Mizrahim changing their voting behavior

For a long time, the Israeli left saw it as paradoxical that the underprivileged Oriental Jews ("Mizrahim") had turned to the Israeli right. The sociologist Nissim Mizrachi argues that it was also the perceived arrogance of the old Ashkenazi left elite, which drove seemingly underdeveloped oriental cousins into the arms of their political opponents. The Likud welcomed the new voters with empathy and open arms. But if one believes the theories of former liberal-centrist Knesset MP Rachel Azaria, even behind the 6 to 8 predicted seats of the Mizrahi ultra-Orthodox Shas party are hiding socially much more liberal voters. The parties of former Likud politicians Sa'ar and Bennett are already receiving voter migrations from Mizrahia milieus. Such voter migration might rise dramatically and shift the balance of power in Israel as soon as a credible voice from the liberal center addresses them and their interests directly.

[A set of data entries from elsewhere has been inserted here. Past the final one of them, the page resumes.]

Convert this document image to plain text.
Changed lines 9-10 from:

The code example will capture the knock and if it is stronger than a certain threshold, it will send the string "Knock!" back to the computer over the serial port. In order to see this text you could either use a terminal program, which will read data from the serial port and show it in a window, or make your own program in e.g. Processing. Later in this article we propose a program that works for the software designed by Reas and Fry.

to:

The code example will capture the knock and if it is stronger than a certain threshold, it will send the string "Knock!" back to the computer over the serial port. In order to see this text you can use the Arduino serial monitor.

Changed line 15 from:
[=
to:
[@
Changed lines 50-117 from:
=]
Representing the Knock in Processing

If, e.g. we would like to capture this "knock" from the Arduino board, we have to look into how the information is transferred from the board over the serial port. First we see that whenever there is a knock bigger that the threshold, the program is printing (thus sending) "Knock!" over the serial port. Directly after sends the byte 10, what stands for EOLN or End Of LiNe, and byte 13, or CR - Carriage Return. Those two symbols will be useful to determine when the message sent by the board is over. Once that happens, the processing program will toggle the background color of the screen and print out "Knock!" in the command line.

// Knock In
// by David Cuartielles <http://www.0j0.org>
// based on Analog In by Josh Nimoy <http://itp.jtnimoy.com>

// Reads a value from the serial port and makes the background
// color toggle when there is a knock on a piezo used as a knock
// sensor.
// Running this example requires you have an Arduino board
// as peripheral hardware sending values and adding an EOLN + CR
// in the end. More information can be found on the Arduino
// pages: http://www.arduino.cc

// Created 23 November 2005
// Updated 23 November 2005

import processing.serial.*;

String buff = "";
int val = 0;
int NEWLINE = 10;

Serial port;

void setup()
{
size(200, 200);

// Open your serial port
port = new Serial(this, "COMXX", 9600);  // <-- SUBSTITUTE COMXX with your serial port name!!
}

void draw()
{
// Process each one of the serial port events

State and religion become a campaign issue again

One point for which Netanyahu was particularly criticized last year was that in his management of the pandemic, even absurd interests of ultra-Orthodox party partners were granted, closely monitored by Israel Hofsheet ("Be free Israel"). For example, the state removed TV sets from Corona quarantine hotels, in order to protect potential ultra-Orthodox patients from them. The state seems to have targeted lockdowns and other measures less stringently in ultra-Orthodox residential areas. To this day, the influence of the ultra-Orthodox parties in government prevents loosening of ultra-Orthodox control over Jewish weddings via the Chief Rabbinate. However, there is an opposition against this political influence forming from the left with Avoda and Meretz, over the liberal center with Yesh Atid, to the right with Israel Beitenu under Avigdor Liebermann. Under the surface of the question for or against Bibi, the dispute over the role of religion in the state continues to simmer.

Outlook:

It is still possible that with a broad coalition (from left to the liberal center to the right) Netanyahu will be voted out of office on Tuesday. Even if the March 23 election leads to another stalemate, that does not mean that Israeli politics has stopped moving. Precisely because of the many parallel movements, the individual change is in the noise of every day less noticeable. Netanyahu’s negotiating skills – always good for surprises – could win him the day, and - like a stalemate - quickly catapult Israel into a fifth round of elections. Yet, even a delayed next round would bring the analyzed five trends further to light. The time of Bibi Netanyahu is ending. With Yesh Atid liberals have become the new stable force at the center of Israeli politics. The importance of the Arab vote increases. The Mizrahi vote begins to shift and can rearrange the balances of Israeli politics. Finally, the discussion about the role of state and religion is back at the core of the political debate.

Julius von Freytag-Loringhoven heads the Jerusalem Office of Friedrich Naumann Foundation for Freedom since 2020.